How did you determine what direction you wanted to go with the gameplay? Obviously, Resident Evil's been moving away from horror and more towards action. How do you determine that kind of thing, and what goes into determining that?
YH: One of the goals with this game is that I wanted an ensemble cast where I could have all these human relationships, and focus on how horror is shown differently depending on the point of view of the character. As you know, we have four campaigns in this game, and I think that allows us to show horror in different lights.
With Leon, we have that gothic, classic Resident Evil-style horror; with Chris, it's more like a horror of the battlefield with his group. With Jake's campaign, he's being chased by this creature, and being stalked, and with Ada it's more of a very classic Resident Evil-style single player experience as well.
And of course you add to that with her mysterious spy persona, and whatnot, and it's a completely different style of horror. And then you want to bring all four of these horror experiences together under the umbrella of RE6.
Why do you think horror games and action games are mutually exclusive?
It's usually a sense of being empowered, for one thing; it's hard to feel real fear if you have the power to fight back.

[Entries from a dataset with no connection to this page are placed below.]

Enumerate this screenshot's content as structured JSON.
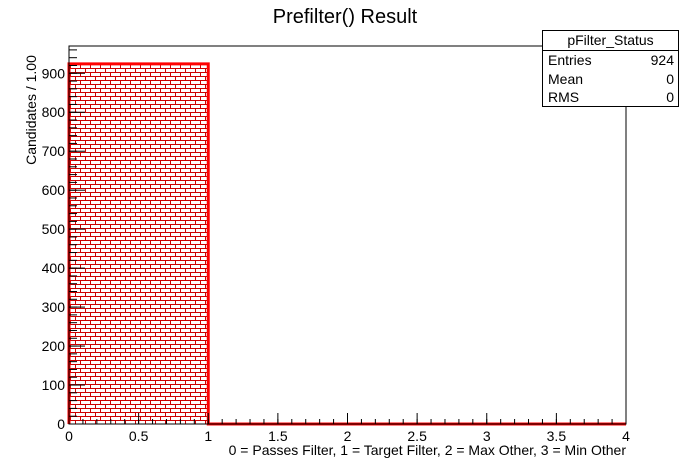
{
  "chart_data": {
    "type": "bar",
    "title": "Prefilter() Result",
    "xlabel": "0 = Passes Filter, 1 = Target Filter, 2 = Max Other, 3 = Min Other",
    "ylabel": "Candidates / 1.00",
    "xlim": [
      0,
      4
    ],
    "ylim": [
      0,
      970
    ],
    "x_ticks": [
      "0",
      "0.5",
      "1",
      "1.5",
      "2",
      "2.5",
      "3",
      "3.5",
      "4"
    ],
    "y_ticks": [
      "0",
      "100",
      "200",
      "300",
      "400",
      "500",
      "600",
      "700",
      "800",
      "900"
    ],
    "bins": [
      {
        "low": 0,
        "high": 1,
        "value": 924
      },
      {
        "low": 1,
        "high": 2,
        "value": 0
      },
      {
        "low": 2,
        "high": 3,
        "value": 0
      },
      {
        "low": 3,
        "high": 4,
        "value": 0
      }
    ],
    "grid": false,
    "fill_style": "brick-hatch",
    "colors": {
      "line": "#ff0000",
      "hatch": "#cc0000",
      "axis": "#000000"
    }
  },
  "stats_box": {
    "title": "pFilter_Status",
    "rows": [
      {
        "label": "Entries",
        "value": "924"
      },
      {
        "label": "Mean",
        "value": "0"
      },
      {
        "label": "RMS",
        "value": "0"
      }
    ]
  }
}
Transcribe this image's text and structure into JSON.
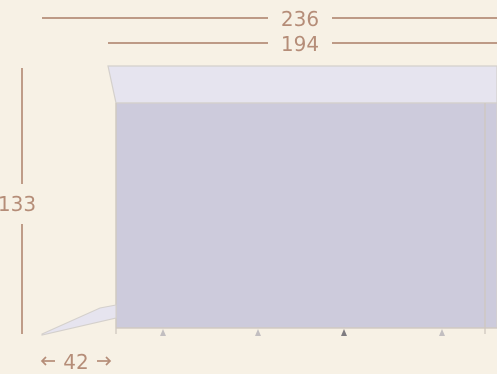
{
  "dimensions": {
    "total_width": "236",
    "canopy_width": "194",
    "height": "133",
    "ramp_length": "42"
  },
  "colors": {
    "background": "#f7f1e5",
    "dimension": "#b58d78",
    "canopy": "#e6e4ef",
    "wall": "#cdcbdc",
    "outline": "#d4d0cc",
    "pegs": "#c2bec0",
    "dark_peg": "#7f7c80"
  }
}
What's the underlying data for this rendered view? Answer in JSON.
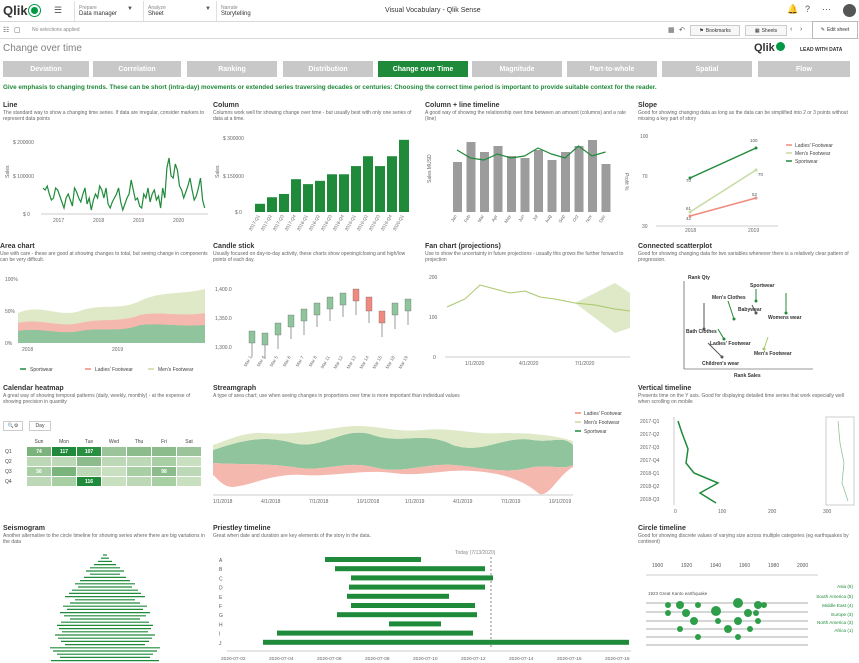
{
  "topbar": {
    "logo": "Qlik",
    "prepare_label": "Prepare",
    "prepare_value": "Data manager",
    "analyze_label": "Analyze",
    "analyze_value": "Sheet",
    "narrate_label": "Narrate",
    "narrate_value": "Storytelling",
    "app_title": "Visual Vocabulary - Qlik Sense"
  },
  "toolbar": {
    "no_selections": "No selections applied",
    "bookmarks": "Bookmarks",
    "sheets": "Sheets",
    "edit_sheet": "Edit sheet"
  },
  "page": {
    "title": "Change over time",
    "brand": "Qlik",
    "brand_tagline": "LEAD WITH DATA",
    "emphasis": "Give emphasis to changing trends. These can be short (intra-day) movements or extended series traversing decades or centuries: Choosing the correct time period is important to provide suitable context for the reader."
  },
  "tabs": [
    "Deviation",
    "Correlation",
    "Ranking",
    "Distribution",
    "Change over Time",
    "Magnitude",
    "Part-to-whole",
    "Spatial",
    "Flow"
  ],
  "active_tab": "Change over Time",
  "colors": {
    "green": "#1f8a3a",
    "red": "#f08a7e",
    "lightgreen": "#c5dba0"
  },
  "cards": {
    "line": {
      "title": "Line",
      "desc": "The standard way to show a changing time series. If data are irregular, consider markers to represent data points"
    },
    "column": {
      "title": "Column",
      "desc": "Columns work well for showing change over time - but usually best with only one series of data at a time."
    },
    "colline": {
      "title": "Column + line timeline",
      "desc": "A good way of showing the relationship over time between an amount (columns) and a rate (line)"
    },
    "slope": {
      "title": "Slope",
      "desc": "Good for showing changing data as long as the data can be simplified into 2 or 3 points without missing a key part of story"
    },
    "area": {
      "title": "Area chart",
      "desc": "Use with care - these are good at showing changes to total, but seeing change in components can be very difficult."
    },
    "candle": {
      "title": "Candle stick",
      "desc": "Usually focused on day-to-day activity, these charts show opening/closing and high/low points of each day."
    },
    "fan": {
      "title": "Fan chart (projections)",
      "desc": "Use to show the uncertainty in future projections - usually this grows the further forward to projection"
    },
    "scatter": {
      "title": "Connected scatterplot",
      "desc": "Good for showing changing data for two variables whenever there is a relatively clear pattern of progression."
    },
    "heatmap": {
      "title": "Calendar heatmap",
      "desc": "A great way of showing temporal patterns (daily, weekly, monthly) - at the expense of showing precision in quantity"
    },
    "stream": {
      "title": "Streamgraph",
      "desc": "A type of area chart; use when seeing changes in proportions over time is more important than individual values"
    },
    "vtimeline": {
      "title": "Vertical timeline",
      "desc": "Presents time on the Y axis. Good for displaying detailed time series that work especially well when scrolling on mobile"
    },
    "seismo": {
      "title": "Seismogram",
      "desc": "Another alternative to the circle timeline for showing series where there are big variations in the data"
    },
    "priestly": {
      "title": "Priestley timeline",
      "desc": "Great when date and duration are key elements of the story in the data."
    },
    "circle": {
      "title": "Circle timeline",
      "desc": "Good for showing discrete values of varying size across multiple categories (eg earthquakes by continent)"
    }
  },
  "axes": {
    "line_y": [
      "$ 200000",
      "$ 100000",
      "$ 0"
    ],
    "line_x": [
      "2017",
      "2018",
      "2019",
      "2020"
    ],
    "line_ylabel": "Sales",
    "column_y": [
      "$ 300000",
      "$ 150000",
      "$ 0"
    ],
    "column_ylabel": "Sales",
    "column_x": [
      "2017-Q1",
      "2017-Q2",
      "2017-Q3",
      "2017-Q4",
      "2018-Q1",
      "2018-Q2",
      "2018-Q3",
      "2018-Q4",
      "2019-Q1",
      "2019-Q2",
      "2019-Q3",
      "2019-Q4",
      "2020-Q1"
    ],
    "colline_ylabel": "Sales MUSD",
    "colline_y2label": "Profit %",
    "colline_x": [
      "Jan",
      "Feb",
      "Mar",
      "Apr",
      "May",
      "Jun",
      "Jul",
      "Aug",
      "Sep",
      "Oct",
      "Nov",
      "Dec"
    ],
    "slope_x": [
      "2018",
      "2019"
    ],
    "slope_y": [
      "100",
      "70",
      "30"
    ],
    "slope_legend": [
      "Ladies' Footwear",
      "Men's Footwear",
      "Sportwear"
    ],
    "slope_labels": [
      "100",
      "70",
      "70",
      "61",
      "52",
      "42"
    ],
    "area_y": [
      "100%",
      "50%",
      "0%"
    ],
    "area_x": [
      "2018",
      "2019"
    ],
    "area_legend": [
      "Sportwear",
      "Ladies' Footwear",
      "Men's Footwear"
    ],
    "candle_y": [
      "1,400.0",
      "1,350.0",
      "1,300.0"
    ],
    "candle_x": [
      "Mar 1",
      "Mar 4",
      "Mar 5",
      "Mar 6",
      "Mar 7",
      "Mar 8",
      "Mar 11",
      "Mar 12",
      "Mar 13",
      "Mar 14",
      "Mar 15",
      "Mar 18",
      "Mar 19"
    ],
    "fan_y": [
      "200",
      "100",
      "0"
    ],
    "fan_x": [
      "1/1/2020",
      "4/1/2020",
      "7/1/2020"
    ],
    "scatter_labels": [
      "Rank Qty",
      "Sportwear",
      "Men's Clothes",
      "Babywear",
      "Womens wear",
      "Bath Clothes",
      "Ladies' Footwear",
      "Men's Footwear",
      "Children's wear",
      "Rank Sales"
    ],
    "heat_days": [
      "Sun",
      "Mon",
      "Tue",
      "Wed",
      "Thu",
      "Fri",
      "Sat"
    ],
    "heat_rows": [
      "Q1",
      "Q2",
      "Q3",
      "Q4"
    ],
    "heat_vals": [
      "74",
      "117",
      "107",
      "56",
      "98",
      "38",
      "55",
      "116"
    ],
    "heat_day_btn": "Day",
    "stream_x": [
      "1/1/2018",
      "4/1/2018",
      "7/1/2018",
      "10/1/2018",
      "1/1/2019",
      "4/1/2019",
      "7/1/2019",
      "10/1/2019"
    ],
    "stream_legend": [
      "Ladies' Footwear",
      "Men's Footwear",
      "Sportwear"
    ],
    "vt_y": [
      "2017-Q1",
      "2017-Q2",
      "2017-Q3",
      "2017-Q4",
      "2018-Q1",
      "2018-Q2",
      "2018-Q3"
    ],
    "vt_x": [
      "0",
      "100",
      "200",
      "300"
    ],
    "priestly_rows": [
      "A",
      "B",
      "C",
      "D",
      "E",
      "F",
      "G",
      "H",
      "I",
      "J"
    ],
    "priestly_x": [
      "2020-07-02",
      "2020-07-04",
      "2020-07-06",
      "2020-07-08",
      "2020-07-10",
      "2020-07-12",
      "2020-07-14",
      "2020-07-16",
      "2020-07-18"
    ],
    "priestly_today": "Today (7/13/2020)",
    "circle_x": [
      "1900",
      "1920",
      "1940",
      "1960",
      "1980",
      "2000"
    ],
    "circle_note": "1923 Great Kanto earthquake",
    "circle_cats": [
      "Asia (8)",
      "South America (5)",
      "Middle East (4)",
      "Europe (3)",
      "North America (3)",
      "Africa (1)"
    ]
  }
}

YH: That's the very same issue that we, on the dev side, were wrestling with when making this game. And so our answer to that is, okay, you don't make the player feel completely powerful. And one of the ways you do that is you can give them a powerful weapon, but what if you limit the amount of ammo they have? So now it becomes a choice of when you use this ammo.
For us, the campaign in Resident Evil 6 is a very important part of the game -- the most important part of the game -- and so someone might start to play the game, and they would play a number of stages all in a row. But then they have to consider, "Should I conserve my ammo? Should I use it now? Should I save it for later?" That kind of tension that you give to the player -- by not letting them know when they can use these weapons -- I think maintains the horror elements in the game. So while there's still action, I don't think we're losing the horror, just because we keep action in the game.
One of the ways that I think the horror genre works well is when you have a personal connection to the protagonist. In this game, you have multiple protagonists. Does that affect the way that the player relates to them? Does it affect the story, in the way you portray it?
ES: I think we've been very careful in designing it in a way that won't impact the game negatively. For example, we're using an ensemble cast, as I've said, but we're not just throwing random characters together just for the sake of it; they all have a reason for being there.
So when you play Leon's campaign, it's not just about Leon. Sure, you play his campaign and, start to finish, you find out what's going on with Leon's story, but there's more to it than just that. By playing the other campaigns, you'll learn more about Leon's story as well; it'll give you another perspective.
So when you're playing with Leon, you get the full story, but you may be at a loss to understand certain motivations for, say, why Leon did something, or what was happening with Helena, and why she was doing this. And we're hoping to create that interest in that people want to play the other campaigns, and by playing the other campaigns they get the fuller story. And hopefully that brings more of a resonance with what happens to Leon, and you feel more attached to the character as a result of that.